After a hearing with the prosecutor in September, Di Luca did not deny doping, saying that the case "doesn't change much" for his fans.
Still, Di Luca could appeal to the Switzerland-based Court of Arbitration for Sport.
Last year, Armstrong was banned for life by the United States Anti-Doping Association and stripped of his seven Tour de France titles for doping.
The Vini Fantini-Selle Italia squad fired Di Luca immediately after his latest positive test was announced with the Giro nearly finished.
In 2009, Di Luca was given a two-year ban after testing positive during the Giro for CERA, an advanced form of EPO. That ban was subsequently reduced by nine months after he collaborated with Italian anti-doping authorities.
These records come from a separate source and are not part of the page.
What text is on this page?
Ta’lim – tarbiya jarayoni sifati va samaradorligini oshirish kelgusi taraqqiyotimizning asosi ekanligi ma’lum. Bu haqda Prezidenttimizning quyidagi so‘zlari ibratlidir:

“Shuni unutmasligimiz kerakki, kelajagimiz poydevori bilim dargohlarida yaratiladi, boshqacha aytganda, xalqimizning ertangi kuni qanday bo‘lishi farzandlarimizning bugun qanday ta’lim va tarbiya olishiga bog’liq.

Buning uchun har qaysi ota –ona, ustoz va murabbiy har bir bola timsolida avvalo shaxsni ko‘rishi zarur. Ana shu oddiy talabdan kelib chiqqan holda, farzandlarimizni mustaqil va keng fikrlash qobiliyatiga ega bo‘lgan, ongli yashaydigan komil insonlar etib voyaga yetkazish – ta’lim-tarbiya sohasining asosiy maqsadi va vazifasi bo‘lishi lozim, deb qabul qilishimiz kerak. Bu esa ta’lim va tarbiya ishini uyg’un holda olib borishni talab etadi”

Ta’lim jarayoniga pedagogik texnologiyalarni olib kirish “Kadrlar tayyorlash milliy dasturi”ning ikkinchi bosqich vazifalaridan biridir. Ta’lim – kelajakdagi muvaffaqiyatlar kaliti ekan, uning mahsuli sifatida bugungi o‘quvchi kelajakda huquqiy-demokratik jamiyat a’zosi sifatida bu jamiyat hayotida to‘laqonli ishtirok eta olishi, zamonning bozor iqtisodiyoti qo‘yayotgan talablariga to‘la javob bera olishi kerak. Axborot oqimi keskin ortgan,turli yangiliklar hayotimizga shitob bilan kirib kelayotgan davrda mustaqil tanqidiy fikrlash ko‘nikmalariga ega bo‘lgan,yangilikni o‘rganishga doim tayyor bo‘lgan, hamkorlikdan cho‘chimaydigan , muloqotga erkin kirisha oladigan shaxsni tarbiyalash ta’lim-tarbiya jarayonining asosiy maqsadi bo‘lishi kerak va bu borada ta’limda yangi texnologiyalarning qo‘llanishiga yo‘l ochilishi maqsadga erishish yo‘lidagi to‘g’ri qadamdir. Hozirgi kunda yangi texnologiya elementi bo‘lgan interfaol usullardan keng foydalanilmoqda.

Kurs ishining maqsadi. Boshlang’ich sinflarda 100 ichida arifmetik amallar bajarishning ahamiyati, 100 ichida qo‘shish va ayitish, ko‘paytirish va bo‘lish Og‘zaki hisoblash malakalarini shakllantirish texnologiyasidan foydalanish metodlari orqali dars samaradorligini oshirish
And a short time after winning the 2007 Giro, Di Luca was banned for three months for frequent visits to Carlo Santuccione, a physician at the center of a four-year doping investigation titled Oil for Drugs.
Di Luca was stripped of his second-place finish and two stage wins in the 2009 Giro, which was won by Russian rider Denis Menchov.
Seemingly headed for retirement just a few months before this year's Giro, Di Luca signed with Vini Fantini in April a week before the race began. He fared well in several stages of the Italian classic, with four top-10 finishes.
His results from this year's Giro will now be stripped.